Destination Improvement: COPY INTO for Databricks

marco blanca User

August 01, 2023 15:46
Edited

HVR5 was making use of the following steps:

Source -> temp ADLS -> Target Table

Second step was done without the use of Burst table but just using COPY INTO

HVR6 is doing:

Source -> temp ADLS -> burst table -> target table

This is leading to multiple problems:

1. Lower performance in an append only scenario Burst table is not required

2. COPY INTO is idempotent while burst is not (leading to duplicates that can impact repair feature)

3. Burst table is changing the order of the record since it handles change per type and based on time

Please sign in to leave a comment.

Comments

4 comments

Ankit kumar User
- August 02, 2023 07:45
Upvote
Mark Van de Wiel User
- August 15, 2023 21:58
Ankit,

Thank you for submitting this request.

Integration into LDP's targets is uniform i.e. it works the same for all targets. The behavior in HVR 5 was different because of the use of the AgentPlugin for delivering into Databricks. With version 6.1 natively supporting Databricks the delivery is now identical to other platforms.

As it relates to idempotent behavior: Databricks does not currently support multi-statement transactions.

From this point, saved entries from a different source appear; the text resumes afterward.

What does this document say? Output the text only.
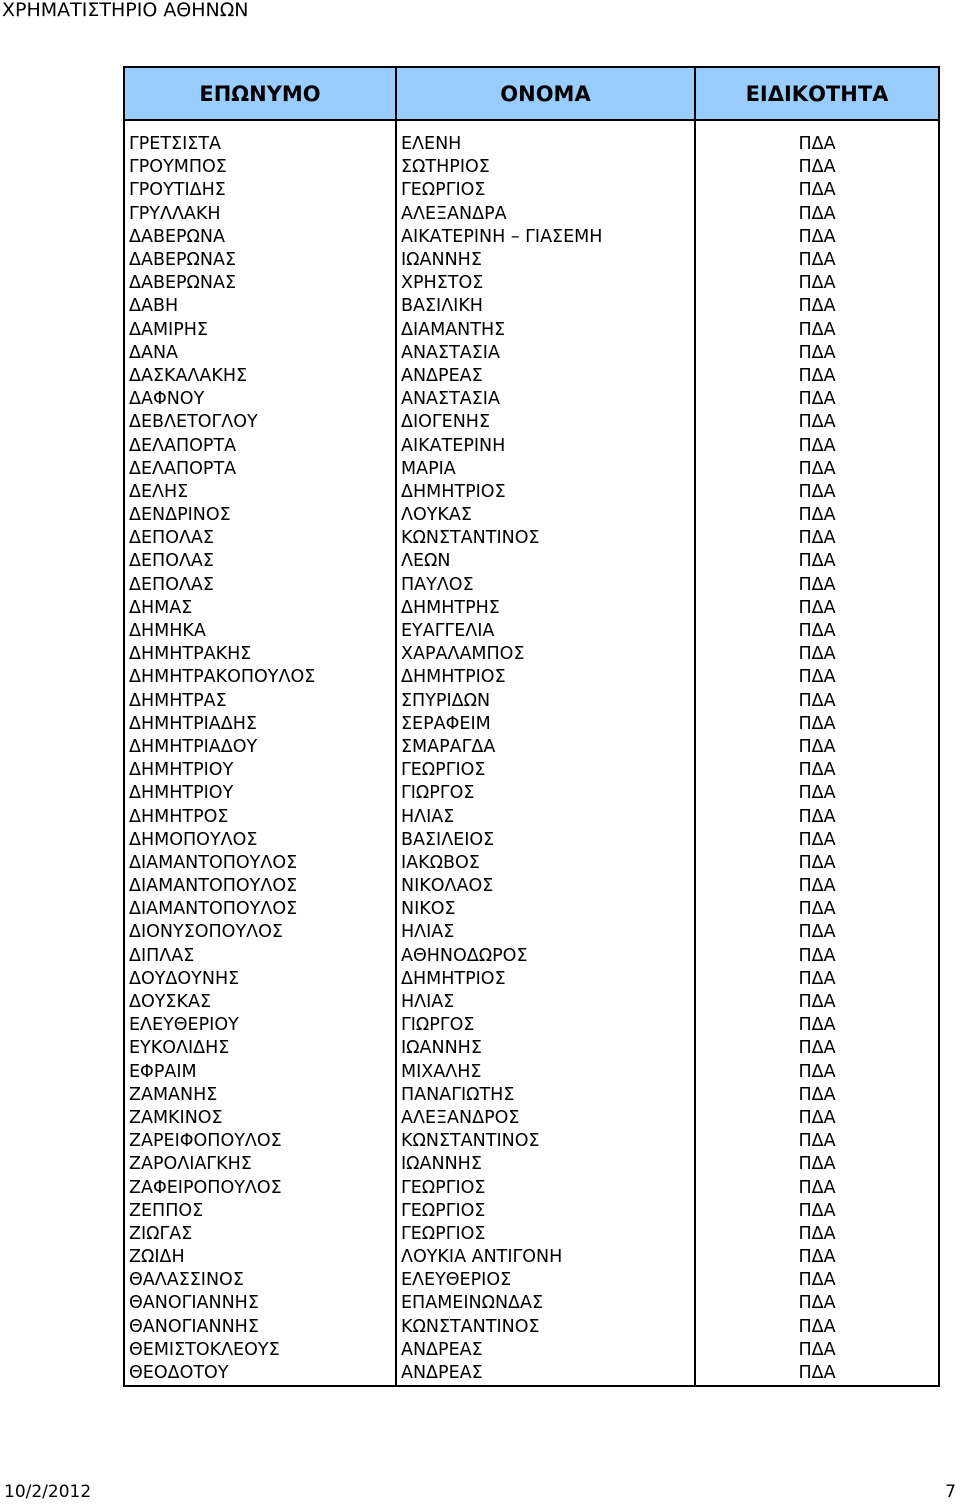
ΧΡΗΜΑΤΙΣΤΗΡΙΟ ΑΘΗΝΩΝ
ΕΠΩΝΥΜΟ	ΟΝΟΜΑ	ΕΙΔΙΚΟΤΗΤΑ

ΓΡΕΤΣΙΣΤΑ	ΕΛΕΝΗ	ΠΔΑ
ΓΡΟΥΜΠΟΣ	ΣΩΤΗΡΙΟΣ	ΠΔΑ
ΓΡΟΥΤΙΔΗΣ	ΓΕΩΡΓΙΟΣ	ΠΔΑ
ΓΡΥΛΛΑΚΗ	ΑΛΕΞΑΝΔΡΑ	ΠΔΑ
ΔΑΒΕΡΩΝΑ	ΑΙΚΑΤΕΡΙΝΗ – ΓΙΑΣΕΜΗ	ΠΔΑ
ΔΑΒΕΡΩΝΑΣ	ΙΩΑΝΝΗΣ	ΠΔΑ
ΔΑΒΕΡΩΝΑΣ	ΧΡΗΣΤΟΣ	ΠΔΑ
ΔΑΒΗ	ΒΑΣΙΛΙΚΗ	ΠΔΑ
ΔΑΜΙΡΗΣ	ΔΙΑΜΑΝΤΗΣ	ΠΔΑ
ΔΑΝΑ	ΑΝΑΣΤΑΣΙΑ	ΠΔΑ
ΔΑΣΚΑΛΑΚΗΣ	ΑΝΔΡΕΑΣ	ΠΔΑ
ΔΑΦΝΟΥ	ΑΝΑΣΤΑΣΙΑ	ΠΔΑ
ΔΕΒΛΕΤΟΓΛΟΥ	ΔΙΟΓΕΝΗΣ	ΠΔΑ
ΔΕΛΑΠΟΡΤΑ	ΑΙΚΑΤΕΡΙΝΗ	ΠΔΑ
ΔΕΛΑΠΟΡΤΑ	ΜΑΡΙΑ	ΠΔΑ
ΔΕΛΗΣ	ΔΗΜΗΤΡΙΟΣ	ΠΔΑ
ΔΕΝΔΡΙΝΟΣ	ΛΟΥΚΑΣ	ΠΔΑ
ΔΕΠΟΛΑΣ	ΚΩΝΣΤΑΝΤΙΝΟΣ	ΠΔΑ
ΔΕΠΟΛΑΣ	ΛΕΩΝ	ΠΔΑ
ΔΕΠΟΛΑΣ	ΠΑΥΛΟΣ	ΠΔΑ
ΔΗΜΑΣ	ΔΗΜΗΤΡΗΣ	ΠΔΑ
ΔΗΜΗΚΑ	ΕΥΑΓΓΕΛΙΑ	ΠΔΑ
ΔΗΜΗΤΡΑΚΗΣ	ΧΑΡΑΛΑΜΠΟΣ	ΠΔΑ
ΔΗΜΗΤΡΑΚΟΠΟΥΛΟΣ	ΔΗΜΗΤΡΙΟΣ	ΠΔΑ
ΔΗΜΗΤΡΑΣ	ΣΠΥΡΙΔΩΝ	ΠΔΑ
ΔΗΜΗΤΡΙΑΔΗΣ	ΣΕΡΑΦΕΙΜ	ΠΔΑ
ΔΗΜΗΤΡΙΑΔΟΥ	ΣΜΑΡΑΓΔΑ	ΠΔΑ
ΔΗΜΗΤΡΙΟΥ	ΓΕΩΡΓΙΟΣ	ΠΔΑ
ΔΗΜΗΤΡΙΟΥ	ΓΙΩΡΓΟΣ	ΠΔΑ
ΔΗΜΗΤΡΟΣ	ΗΛΙΑΣ	ΠΔΑ
ΔΗΜΟΠΟΥΛΟΣ	ΒΑΣΙΛΕΙΟΣ	ΠΔΑ
ΔΙΑΜΑΝΤΟΠΟΥΛΟΣ	ΙΑΚΩΒΟΣ	ΠΔΑ
ΔΙΑΜΑΝΤΟΠΟΥΛΟΣ	ΝΙΚΟΛΑΟΣ	ΠΔΑ
ΔΙΑΜΑΝΤΟΠΟΥΛΟΣ	ΝΙΚΟΣ	ΠΔΑ
ΔΙΟΝΥΣΟΠΟΥΛΟΣ	ΗΛΙΑΣ	ΠΔΑ
ΔΙΠΛΑΣ	ΑΘΗΝΟΔΩΡΟΣ	ΠΔΑ
ΔΟΥΔΟΥΝΗΣ	ΔΗΜΗΤΡΙΟΣ	ΠΔΑ
ΔΟΥΣΚΑΣ	ΗΛΙΑΣ	ΠΔΑ
ΕΛΕΥΘΕΡΙΟΥ	ΓΙΩΡΓΟΣ	ΠΔΑ
ΕΥΚΟΛΙΔΗΣ	ΙΩΑΝΝΗΣ	ΠΔΑ
ΕΦΡΑΙΜ	ΜΙΧΑΛΗΣ	ΠΔΑ
ΖΑΜΑΝΗΣ	ΠΑΝΑΓΙΩΤΗΣ	ΠΔΑ
ΖΑΜΚΙΝΟΣ	ΑΛΕΞΑΝΔΡΟΣ	ΠΔΑ
ΖΑΡΕΙΦΟΠΟΥΛΟΣ	ΚΩΝΣΤΑΝΤΙΝΟΣ	ΠΔΑ
ΖΑΡΟΛΙΑΓΚΗΣ	ΙΩΑΝΝΗΣ	ΠΔΑ
ΖΑΦΕΙΡΟΠΟΥΛΟΣ	ΓΕΩΡΓΙΟΣ	ΠΔΑ
ΖΕΠΠΟΣ	ΓΕΩΡΓΙΟΣ	ΠΔΑ
ΖΙΩΓΑΣ	ΓΕΩΡΓΙΟΣ	ΠΔΑ
ΖΩΙΔΗ	ΛΟΥΚΙΑ ΑΝΤΙΓΟΝΗ	ΠΔΑ
ΘΑΛΑΣΣΙΝΟΣ	ΕΛΕΥΘΕΡΙΟΣ	ΠΔΑ
ΘΑΝΟΓΙΑΝΝΗΣ	ΕΠΑΜΕΙΝΩΝΔΑΣ	ΠΔΑ
ΘΑΝΟΓΙΑΝΝΗΣ	ΚΩΝΣΤΑΝΤΙΝΟΣ	ΠΔΑ
ΘΕΜΙΣΤΟΚΛΕΟΥΣ	ΑΝΔΡΕΑΣ	ΠΔΑ
ΘΕΟΔΟΤΟΥ	ΑΝΔΡΕΑΣ	ΠΔΑ
10/2/2012	7
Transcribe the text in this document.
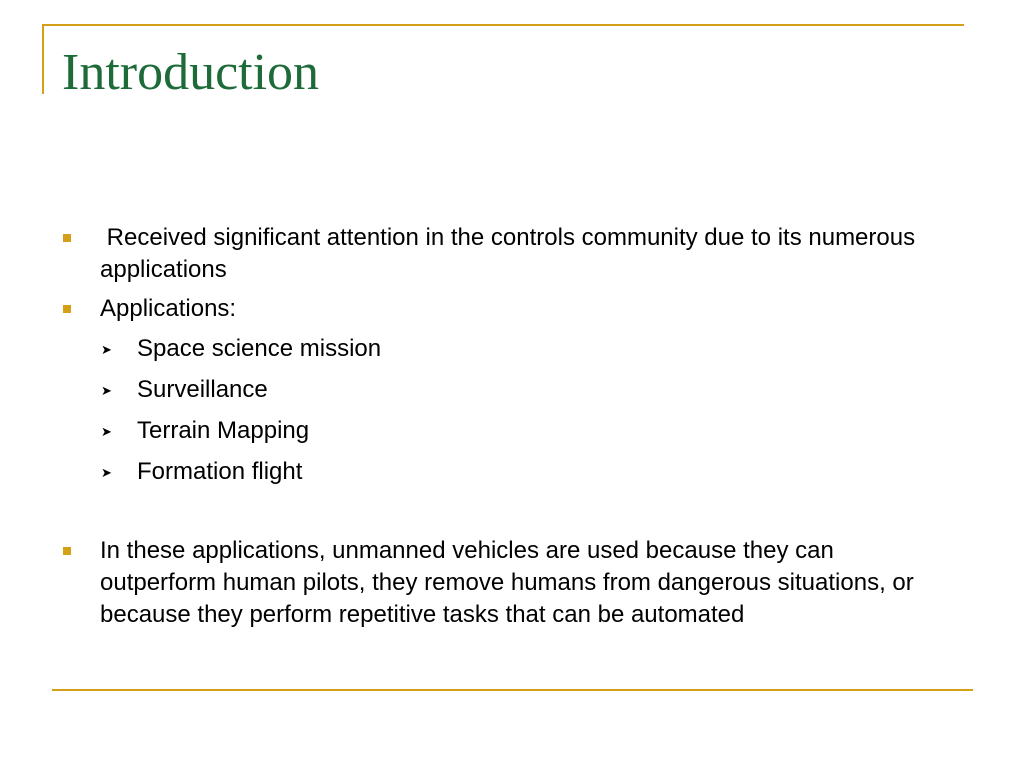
Introduction
Received significant attention in the controls community due to its numerous applications
Applications:
➤ Space science mission
➤ Surveillance
➤ Terrain Mapping
➤ Formation flight
In these applications, unmanned vehicles are used because they can outperform human pilots, they remove humans from dangerous situations, or because they perform repetitive tasks that can be automated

This means that our default desire to keep a transactionally consistent image on the target cannot be maintained. However, individual statements are still idempotent like the copy into command. I recommend you set Integrate CommitFrequency to STATEMENT to inform LDP this is the behavior. It should then recovery properly without introducing duplicates.

Regarding order: the one and only reliable transaction order is the TimeKey column that we recommend you populate with {hvr_integ_seq}.

I will consider your enhancement as a general improvement for all LDP targets and put it on the backlog.

Thanks,
Mark.
marco blanca User
- May 02, 2024 10:56
Hi,
Is there any update on the feature?

The introduction of MERGE statement has an high cost impact that it is around 30-40%

Thanks
Mark Van de Wiel User
- May 04, 2024 12:38
Hi Marco,

Thank you for your suggestion.

We are working on append optimizations generically and for other platforms. It looks like we may get to this in the 2nd half of calendar year 2024.

Thanks,
Mark.